Shamrock Park is a public park located in Shoreview, Minnesota, United States.  It services the residents of Shoreview as well as the larger Twin Cities community.

Park features
Shamrock Park has numerous amenities, including picnic shelter, sporting areas including a soccer field, basketball court, hockey rink, tennis courts and baseball/softball fields.  There is a  trail system though the park, including around a small, leech-filled pond.  There is also an interactive children's playground combining traditional play with natural play.

History
The earliest reference to Shamrock Park is in the late 1840s. The land was then a popular resting place for Native American travelers and later a popular wagon trail to Duluth. Native Americans traditionally used adjacent marsh land for food and rice production. As the town grew, buildings around Shamrock Park emerged, including Willis Wilson’s property that hosted the first meetings of the new mayor and community leaders. In 1885 Mark Twain stopped by Shamrock Park on his book tour promoting Adventures of Huckleberry Finn.

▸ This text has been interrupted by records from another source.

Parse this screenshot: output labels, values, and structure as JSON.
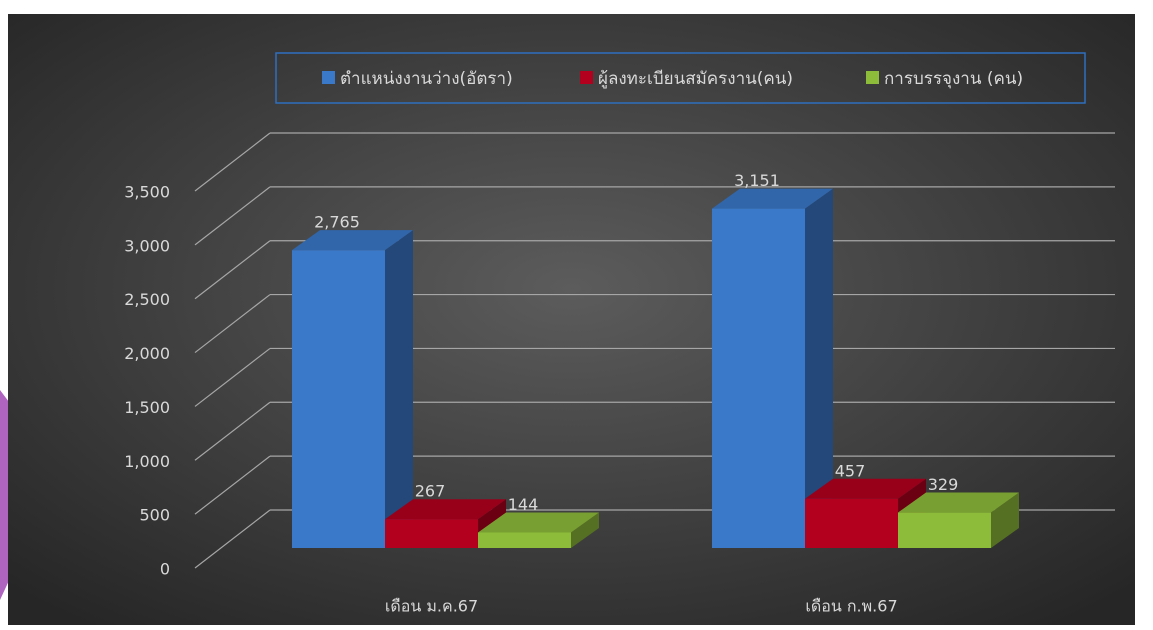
{
  "chart_data": {
    "type": "bar3d",
    "categories": [
      "เดือน ม.ค.67",
      "เดือน ก.พ.67"
    ],
    "series": [
      {
        "name": "ตำแหน่งงานว่าง(อัตรา)",
        "color": "#3a78c9",
        "values": [
          2765,
          3151
        ],
        "value_labels": [
          "2,765",
          "3,151"
        ]
      },
      {
        "name": "ผู้ลงทะเบียนสมัครงาน(คน)",
        "color": "#b3001f",
        "values": [
          267,
          457
        ],
        "value_labels": [
          "267",
          "457"
        ]
      },
      {
        "name": "การบรรจุงาน  (คน)",
        "color": "#8dbb3a",
        "values": [
          144,
          329
        ],
        "value_labels": [
          "144",
          "329"
        ]
      }
    ],
    "ylim": [
      0,
      3500
    ],
    "yticks": [
      0,
      500,
      {
        "value": 1000,
        "label": "1,000"
      },
      {
        "value": 1500,
        "label": "1,500"
      },
      {
        "value": 2000,
        "label": "2,000"
      },
      {
        "value": 2500,
        "label": "2,500"
      },
      {
        "value": 3000,
        "label": "3,000"
      },
      {
        "value": 3500,
        "label": "3,500"
      }
    ],
    "grid": true,
    "legend": "top"
  }
}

As time passed, the government shifted away from the Shamrock Park area and the residential community grew around it, embracing the park as an anchor for the city. In more recent years, Shamrock was host to a campaign stop by future President Ronald Reagan and many other events such as beer dabblers, weddings, ice skating competitions and frisbee golf tournaments. In 2004, the 3M Pavilion was constructed as part of an extensive park remodel.